On average, a seasoned massage therapist can perform 4 to 6 hours of massage daily and maintain their energy and stamina.
There are accommodations made for stopping and restarting the program. Information can be found in the catalog under Re-admission Procedure, Add/Drop period, Applying for a Leave of Absence, Returning From a Leave of Absence, and Maximum Time Frame Policy. All requests to start or stop the program must be submitted in writing to the Director of Education.
The NIMA Massage License Program is structured in a way makes it very difficult to switch from a day class to night or night class to day. No two classes will start on the same date, and a switch may result in having to make up classes or repeat classes. However, NIMA recognizes that students may have extenuating circumstances that create a need to change class times. A request to switch day/night classes should be made to the Director of Education, who along with the student and Registrar, will review options for class make-up or repeats, and other arrangements to accommodate the switch based on the student’s needs and academic standing.
Because of the “hands-on” nature of this course of study, most classes are held at NIMA, and are not offered as a home study; the only exception being the Ethics class. Ethics will be offered as a home study course with a few of its classes being held on campus for testing and review.
Tuition includes the following:
- All books are provided but continue to be the property of the school and are to be returned at the end of the course, unmarked or marred. Students may make arrangements with the Finance office if there is a particular book they want to buy to keep. Unreturned books or damaged books will be assessed a fee equivalent to the cost of replacement.
- A uniform top, one lotion bottle/holster, clinic supplies, use of massage tables in the classroom and Massage Skills Lab, which are to stay with the school.
- One time State Licensing testing fee paid within 6 months of program completion.
The pay received by the licensed massage therapists varies based on location, employer contract, or the price set by the Massage Therapist themselves. The U.S. Bureau of Labor Statistics reports that the national average salary for a massage therapist was $39,920 as of May 2011. The median annual salary reported was $35,830. The lowest-paid 25 percent of all massage therapists surveyed reported an hourly wage of $11.93 or less and an annual salary of $24,810.
The most common job placements are at a spa/salon, chiropractic office, or private practice. Gyms and fitness centers are hiring more and more Massage Therapists. As your education continues (the state required Continuing Education or CE classes to maintain your license), you will find that you lean toward a specialty in your massage practice which makes you more desirable and in more of a demand. NIMA’s goal is to provide a comprehensive program, so when students move from Idaho to another state, they are well qualified to take that state’s exam and continue their massage practice across the nation. However, if you are considering/contemplating a move to or living in another state, please verify licensure requirements or know additional licensure requirements may be required for states other than Idaho and Washington.

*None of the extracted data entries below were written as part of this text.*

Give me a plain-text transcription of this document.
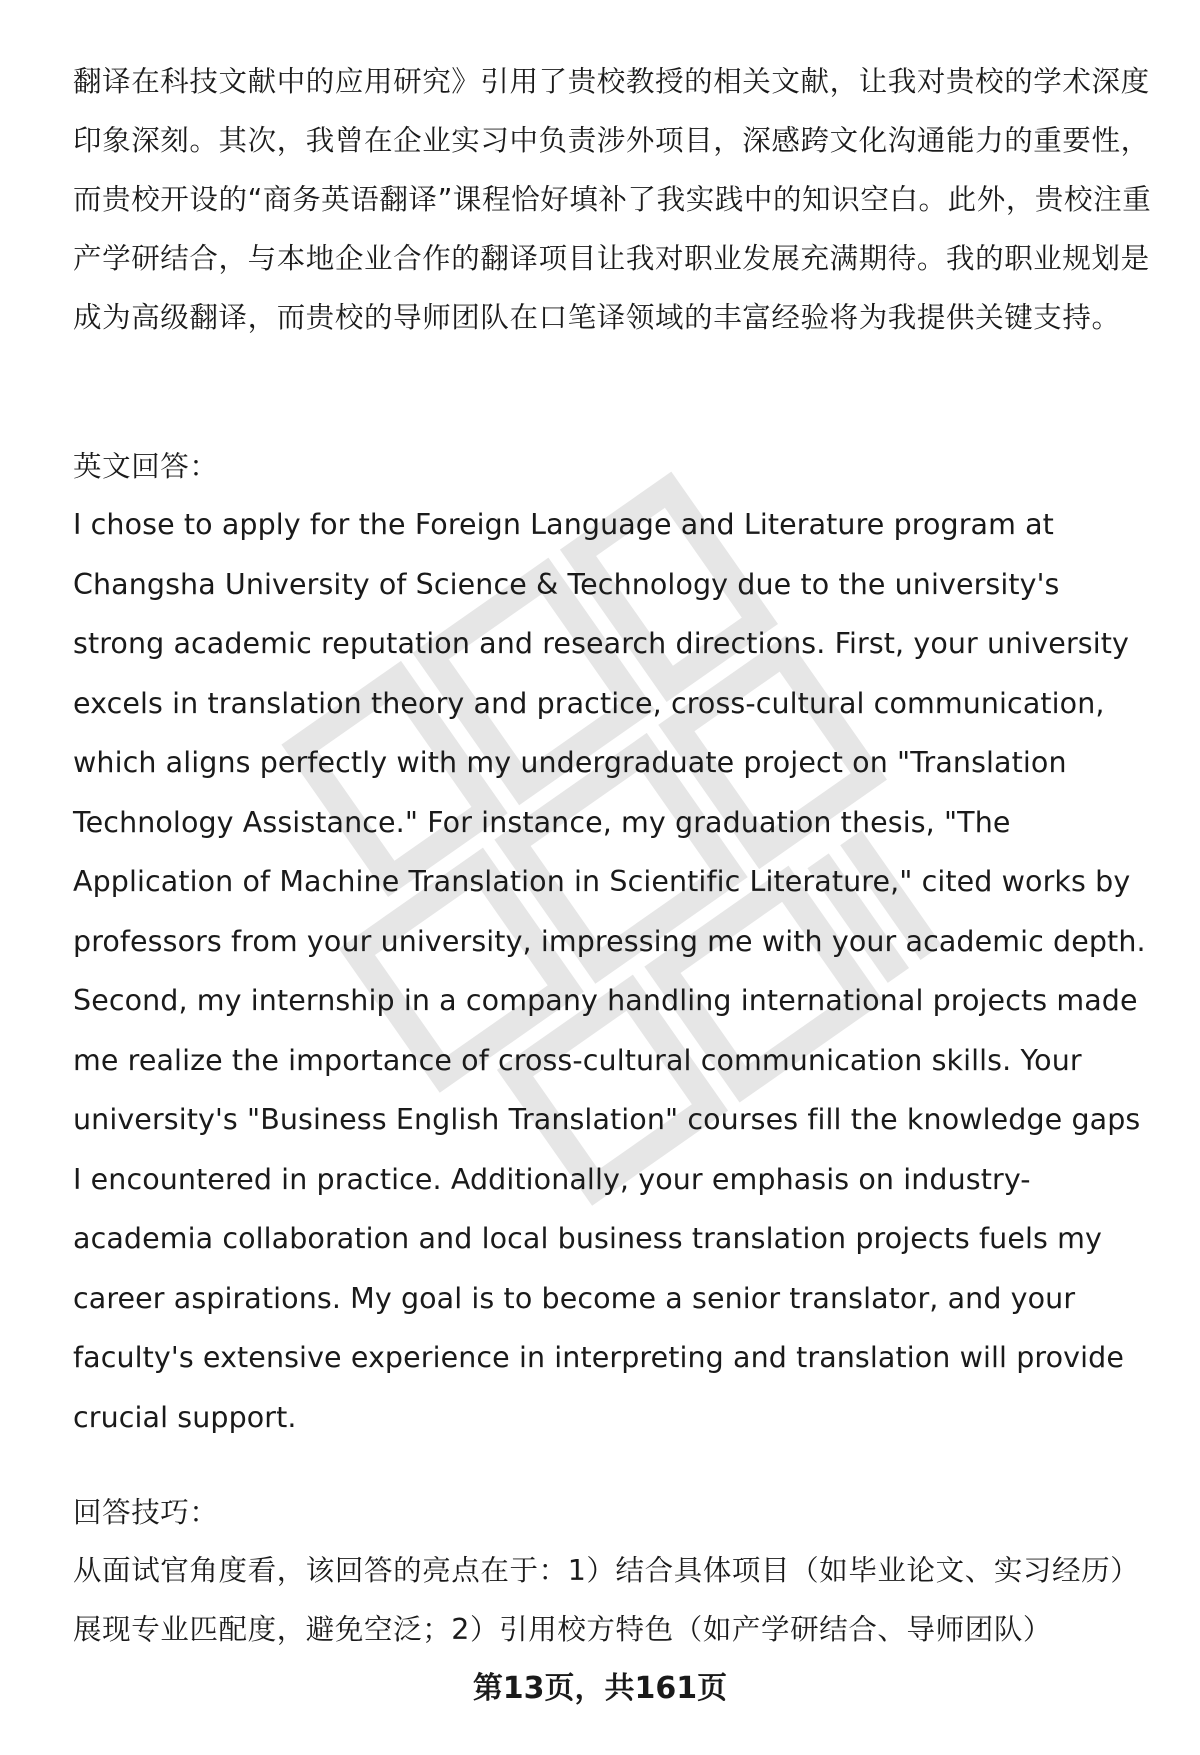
翻译在科技文献中的应用研究》引用了贵校教授的相关文献，让我对贵校的学术深度印象深刻。其次，我曾在企业实习中负责涉外项目，深感跨文化沟通能力的重要性，而贵校开设的“商务英语翻译”课程恰好填补了我实践中的知识空白。此外，贵校注重产学研结合，与本地企业合作的翻译项目让我对职业发展充满期待。我的职业规划是成为高级翻译，而贵校的导师团队在口笔译领域的丰富经验将为我提供关键支持。

英文回答：

I chose to apply for the Foreign Language and Literature program at Changsha University of Science & Technology due to the university's strong academic reputation and research directions. First, your university excels in translation theory and practice, cross-cultural communication, which aligns perfectly with my undergraduate project on "Translation Technology Assistance." For instance, my graduation thesis, "The Application of Machine Translation in Scientific Literature," cited works by professors from your university, impressing me with your academic depth. Second, my internship in a company handling international projects made me realize the importance of cross-cultural communication skills. Your university's "Business English Translation" courses fill the knowledge gaps I encountered in practice. Additionally, your emphasis on industry-academia collaboration and local business translation projects fuels my career aspirations. My goal is to become a senior translator, and your faculty's extensive experience in interpreting and translation will provide crucial support.

回答技巧：

从面试官角度看，该回答的亮点在于：1）结合具体项目（如毕业论文、实习经历）展现专业匹配度，避免空泛；2）引用校方特色（如产学研结合、导师团队）

第13页，共161页
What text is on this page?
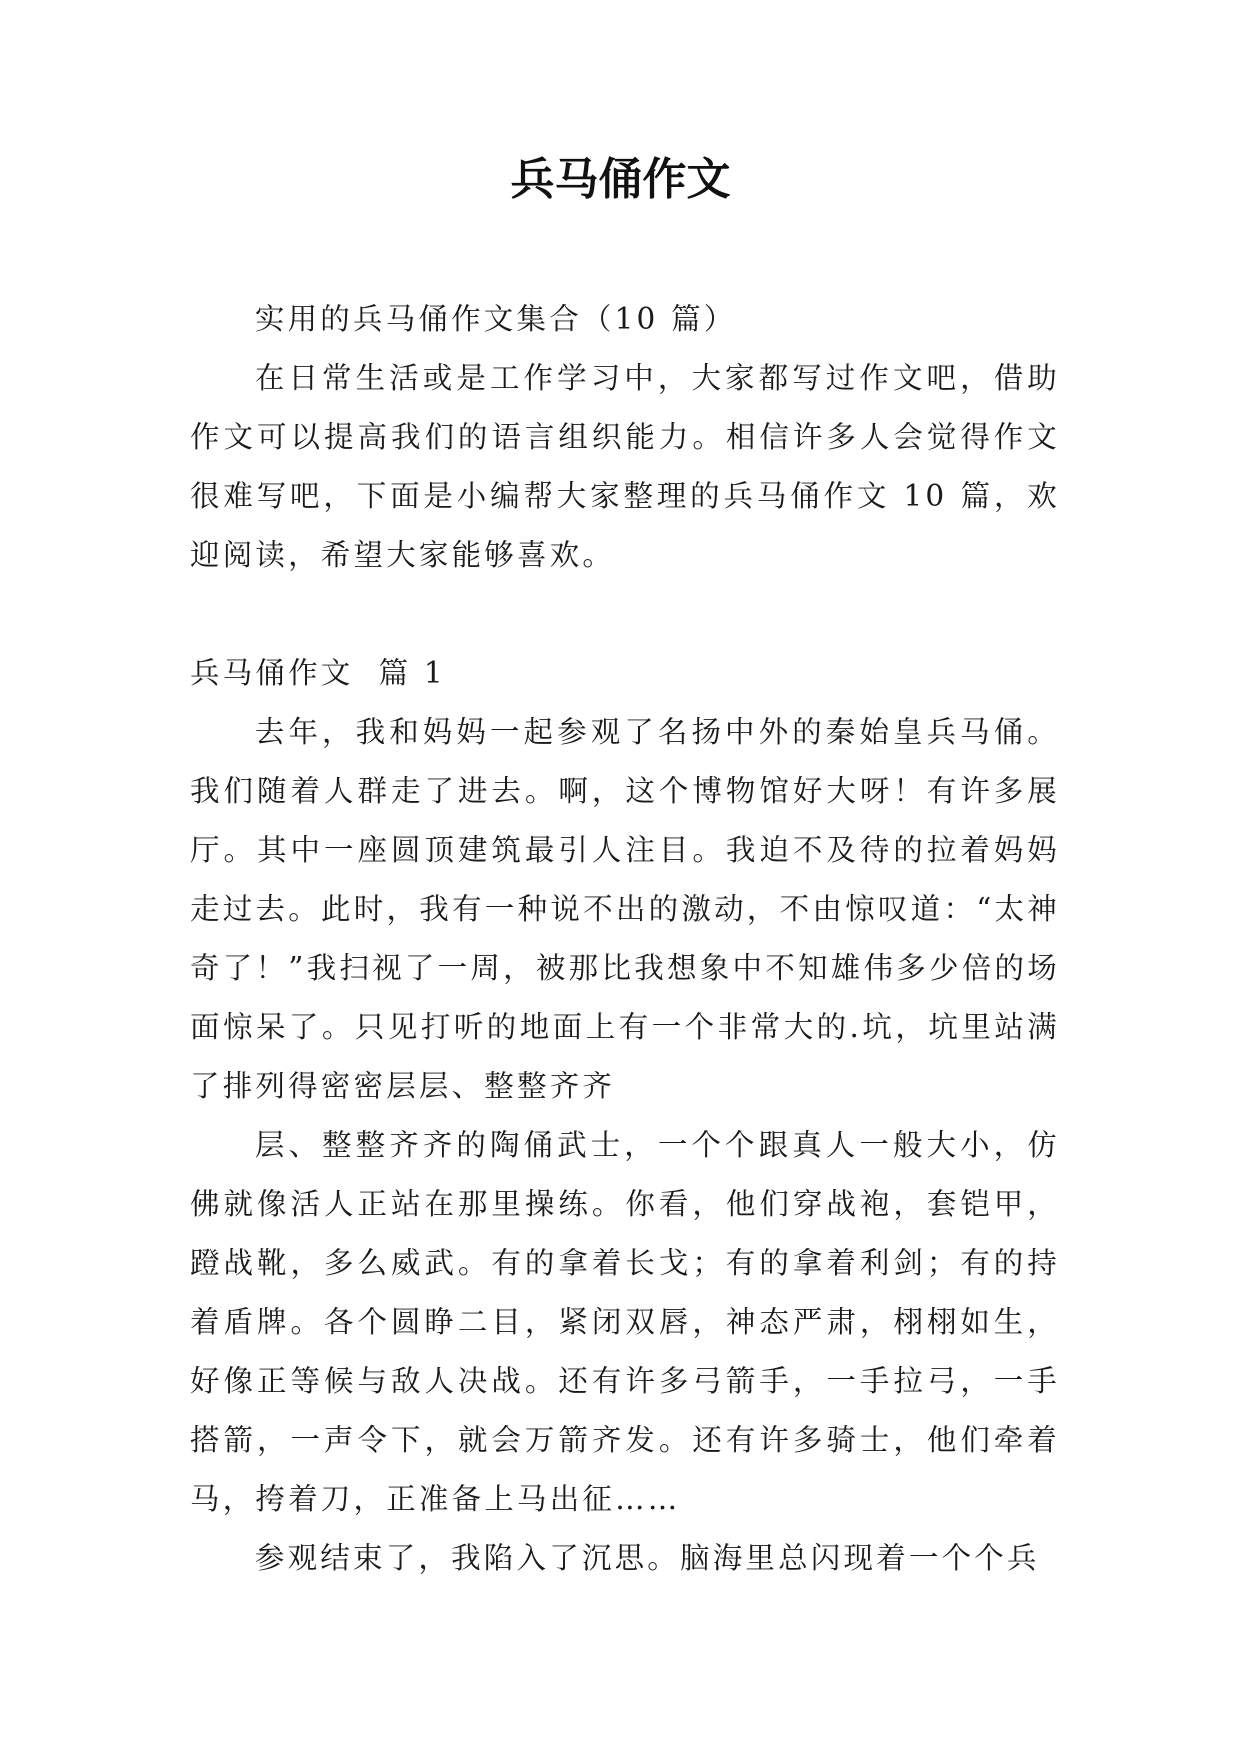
兵马俑作文

实用的兵马俑作文集合（10 篇）

在日常生活或是工作学习中，大家都写过作文吧，借助作文可以提高我们的语言组织能力。相信许多人会觉得作文很难写吧，下面是小编帮大家整理的兵马俑作文 10 篇，欢迎阅读，希望大家能够喜欢。

兵马俑作文  篇 1

去年，我和妈妈一起参观了名扬中外的秦始皇兵马俑。我们随着人群走了进去。啊，这个博物馆好大呀！有许多展厅。其中一座圆顶建筑最引人注目。我迫不及待的拉着妈妈走过去。此时，我有一种说不出的激动，不由惊叹道：“太神奇了！”我扫视了一周，被那比我想象中不知雄伟多少倍的场面惊呆了。只见打听的地面上有一个非常大的.坑，坑里站满了排列得密密层层、整整齐齐

层、整整齐齐的陶俑武士，一个个跟真人一般大小，仿佛就像活人正站在那里操练。你看，他们穿战袍，套铠甲，蹬战靴，多么威武。有的拿着长戈；有的拿着利剑；有的持着盾牌。各个圆睁二目，紧闭双唇，神态严肃，栩栩如生，好像正等候与敌人决战。还有许多弓箭手，一手拉弓，一手搭箭，一声令下，就会万箭齐发。还有许多骑士，他们牵着马，挎着刀，正准备上马出征……

参观结束了，我陷入了沉思。脑海里总闪现着一个个兵
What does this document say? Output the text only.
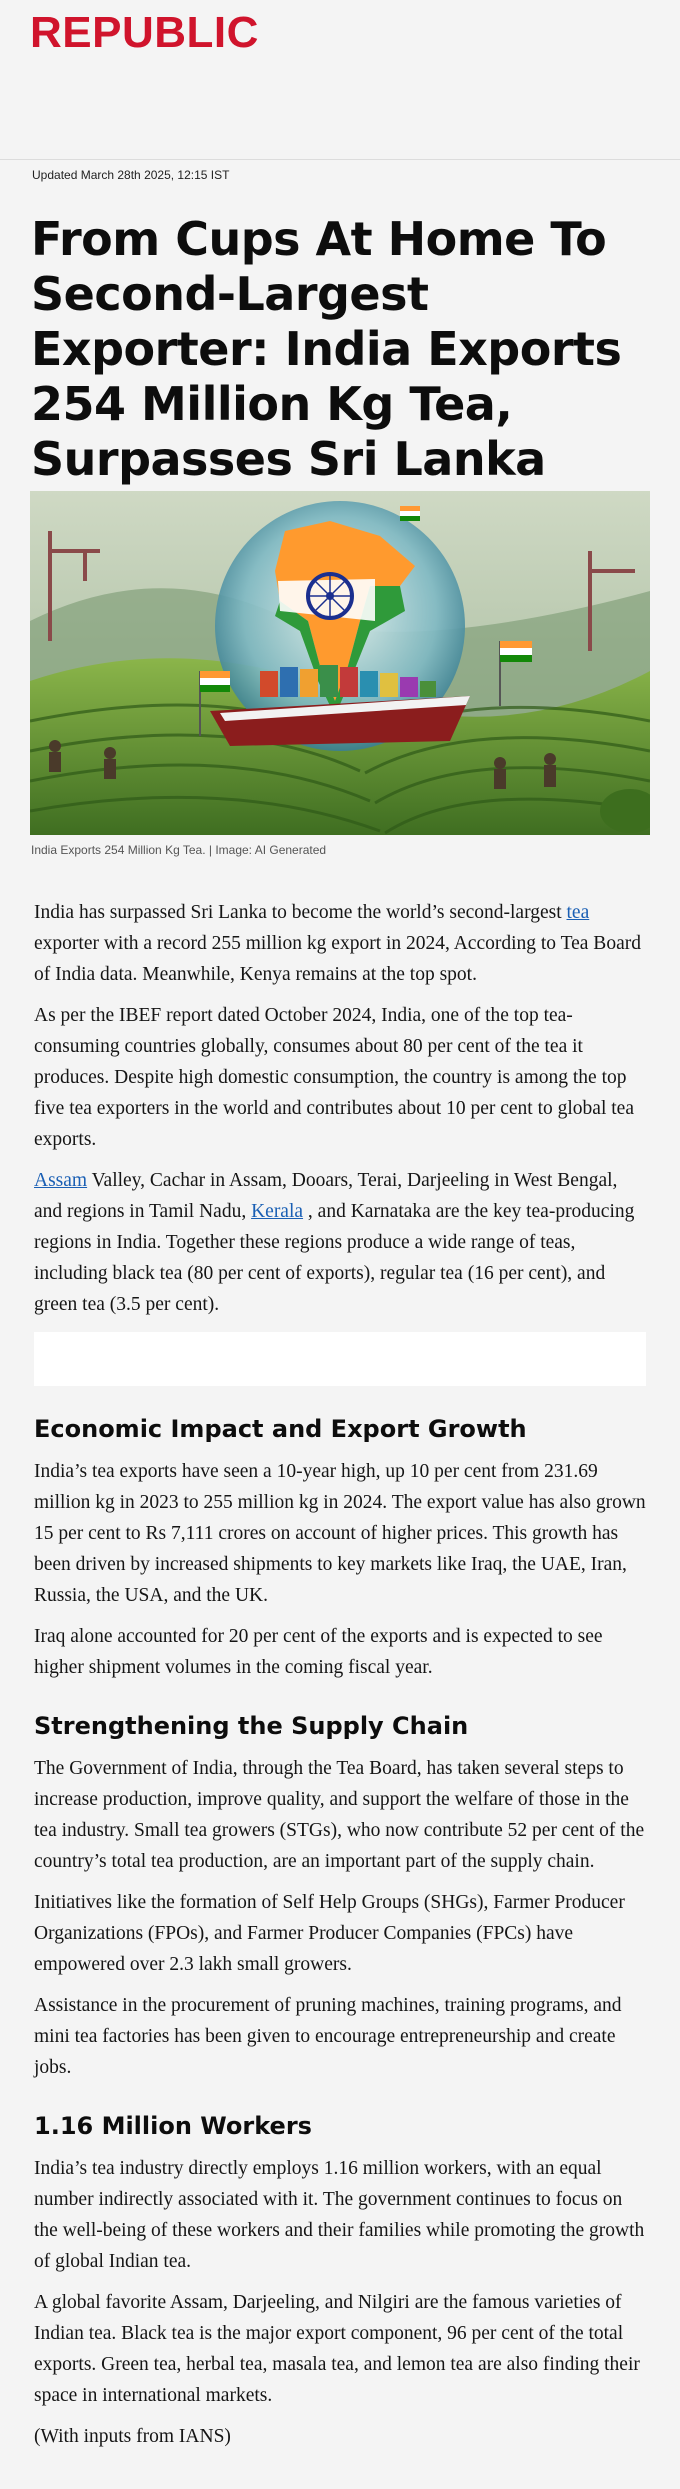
REPUBLIC
Updated March 28th 2025, 12:15 IST
From Cups At Home To Second-Largest Exporter: India Exports 254 Million Kg Tea, Surpasses Sri Lanka
India Exports 254 Million Kg Tea. | Image: AI Generated

India has surpassed Sri Lanka to become the world’s second-largest tea exporter with a record 255 million kg export in 2024, According to Tea Board of India data. Meanwhile, Kenya remains at the top spot.

As per the IBEF report dated October 2024, India, one of the top tea-consuming countries globally, consumes about 80 per cent of the tea it produces. Despite high domestic consumption, the country is among the top five tea exporters in the world and contributes about 10 per cent to global tea exports.

Assam Valley, Cachar in Assam, Dooars, Terai, Darjeeling in West Bengal, and regions in Tamil Nadu, Kerala , and Karnataka are the key tea-producing regions in India. Together these regions produce a wide range of teas, including black tea (80 per cent of exports), regular tea (16 per cent), and green tea (3.5 per cent).

Economic Impact and Export Growth

India’s tea exports have seen a 10-year high, up 10 per cent from 231.69 million kg in 2023 to 255 million kg in 2024. The export value has also grown 15 per cent to Rs 7,111 crores on account of higher prices. This growth has been driven by increased shipments to key markets like Iraq, the UAE, Iran, Russia, the USA, and the UK.

Iraq alone accounted for 20 per cent of the exports and is expected to see higher shipment volumes in the coming fiscal year.

Strengthening the Supply Chain

The Government of India, through the Tea Board, has taken several steps to increase production, improve quality, and support the welfare of those in the tea industry. Small tea growers (STGs), who now contribute 52 per cent of the country’s total tea production, are an important part of the supply chain.

Initiatives like the formation of Self Help Groups (SHGs), Farmer Producer Organizations (FPOs), and Farmer Producer Companies (FPCs) have empowered over 2.3 lakh small growers.

Assistance in the procurement of pruning machines, training programs, and mini tea factories has been given to encourage entrepreneurship and create jobs.

1.16 Million Workers

India’s tea industry directly employs 1.16 million workers, with an equal number indirectly associated with it. The government continues to focus on the well-being of these workers and their families while promoting the growth of global Indian tea.

A global favorite Assam, Darjeeling, and Nilgiri are the famous varieties of Indian tea. Black tea is the major export component, 96 per cent of the total exports. Green tea, herbal tea, masala tea, and lemon tea are also finding their space in international markets.

(With inputs from IANS)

Massage Therapy is a very specific field, and while licensing in other fields is common and may enhance the Massage License Program, they cannot replace it. Likewise being licensed in another field is enhanced by taking the Massage License Program.
The only accepted credit transfer at NIMA is for Human Anatomy & Physiology as long as the previous education received in that class is equivalent to the requirements for the A&P class held by NIMA.
We make every effort to accommodate multiple learning styles, schedules, and needs. Each individual is unique and whether or not the course is too hard will depend entirely on your dedication and perseverance to the program, and your willingness to work with our faculty and staff.
You will receive a Certificate of Completion indicating that you have successfully completed the state and school requirements for NIMA’s Massage License Program. Once you receive your certificate you are then eligible to take the state licensing exam to become licensed Massage Therapists. When you pass the state exam, you will then be able to practice Massage Therapy.